In the 2023 NFL draft, the Arizona Cardinals selected Dante Stills in the sixth round. The draft capitol isn’t ideal for the DT, but DT was an extremely deep class this year and Stills, being an older prospect, slipped into the late rounds of the draft. Unfortunately for Stills, having a late round grade and investment in the NFL means he has an uphill battle. Luckily for Stills, he should see some interest from other teams if Arizona decides to release him. With Stills age, he makes an intriguing prospect to keep an eye for the next couple years. If Stills is to report to the USFL and the Breakers, he’ll likely report to the team in year four of the league.
Top Prospect Likely To Report
Darius Hagans, RB Virginia State
While the Breakers had ten draft picks, I decided to focus on just these three because of their interesting scenarios. Hagans, coming from Division II VA State makes the perfect candidate the spring leagues. The Division II section of college football generally doesn’t receive a lot of love and a lot of talented players slip through the cracks of the NFL system. Hagans, and players like Hagans, are the prime example as to why these spring leagues are so important for players. In the 2023 USFL draft, Hagans was drafted in the seventh round.
Hagans possesses perfect NFL size and speed, but being an older prospect, similar to Dante Stills, Hagans is at a disadvantage, especially when it comes to running backs, in the NFL. Hagans was extremely explosive in college accumulating 2,069 yards over his career at VSU and a staggering 4.9 yards per carry. Hagans went undrafted in the NFL draft, but signed as a UDFA with the Indianapolis Colts. The Colts are one of the worst landing spots for a prospect like Hagans due to the deep talent pool at that position. It would take an injury in a camp for him to be able to move up the depth chart. Special teams may be the only way he makes the roster.
Due to Hagans being undrafted, I find it very likely that Hagans could get cut and not end up on a practice squad. Despite his prolific career at VSU, where he also played under current XFL Head Coach Reggie Barlow, the NFL has a very particular system of doing things and it’s usually the smaller school players who end up being sacrificed to the roster cuts. With the way Wes Hills, the current starting RB for the Breakers is playing, it’s highly possible that Hills ends up on a roster for the preseason. His talent could land him in a situation where he makes a 53-man roster. It would pave the way for Hagans to join the Breakers next year and have a path to become a starter for the team.
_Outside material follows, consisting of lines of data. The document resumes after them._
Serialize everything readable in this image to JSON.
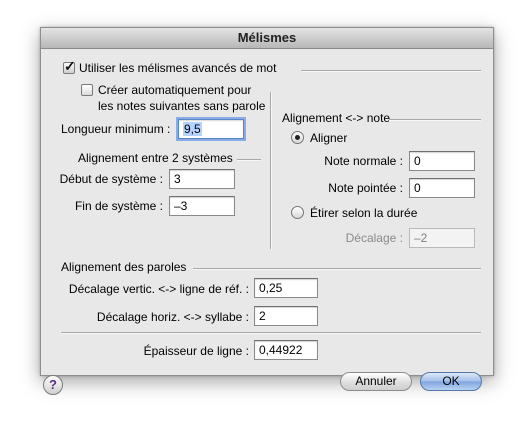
{
  "window": {
    "title": "Mélismes"
  },
  "options": {
    "use_advanced_label": "Utiliser les mélismes avancés de mot",
    "use_advanced_checked": true,
    "auto_create_line1": "Créer automatiquement pour",
    "auto_create_line2": "les notes suivantes sans parole",
    "auto_create_checked": false,
    "min_length_label": "Longueur minimum :",
    "min_length_value": "9,5"
  },
  "systems": {
    "heading": "Alignement entre 2 systèmes",
    "start_label": "Début de système :",
    "start_value": "3",
    "end_label": "Fin de système :",
    "end_value": "–3"
  },
  "note_alignment": {
    "heading": "Alignement <-> note",
    "align_label": "Aligner",
    "align_selected": true,
    "normal_note_label": "Note normale :",
    "normal_note_value": "0",
    "dotted_note_label": "Note pointée :",
    "dotted_note_value": "0",
    "stretch_label": "Étirer selon la durée",
    "stretch_selected": false,
    "offset_label": "Décalage :",
    "offset_value": "–2"
  },
  "lyrics": {
    "heading": "Alignement des paroles",
    "vertical_label": "Décalage vertic. <-> ligne de réf. :",
    "vertical_value": "0,25",
    "horizontal_label": "Décalage horiz. <-> syllabe :",
    "horizontal_value": "2"
  },
  "line": {
    "thickness_label": "Épaisseur de ligne :",
    "thickness_value": "0,44922"
  },
  "buttons": {
    "help_label": "?",
    "cancel_label": "Annuler",
    "ok_label": "OK"
  }
}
Hagans could likely join the team for 2024, regardless.
The USFL took a lot of flack for holding a college rights draft, but I understand why they did it and the option they’re providing for these players is exactly why these spring leagues are so important to the game of football. Will the draft work and will it make sense to continue doing it? Who knows? But it’s worked nicely for the CFL for years, so I don’t see why it couldn’t work for the USFL. The question just becomes for these teams, which players are worth the risk and how much time do you spend actually researching and putting resources into the draft? Time will tell with that answer, but for now, the reward outweighs the risk, so you make the best of it.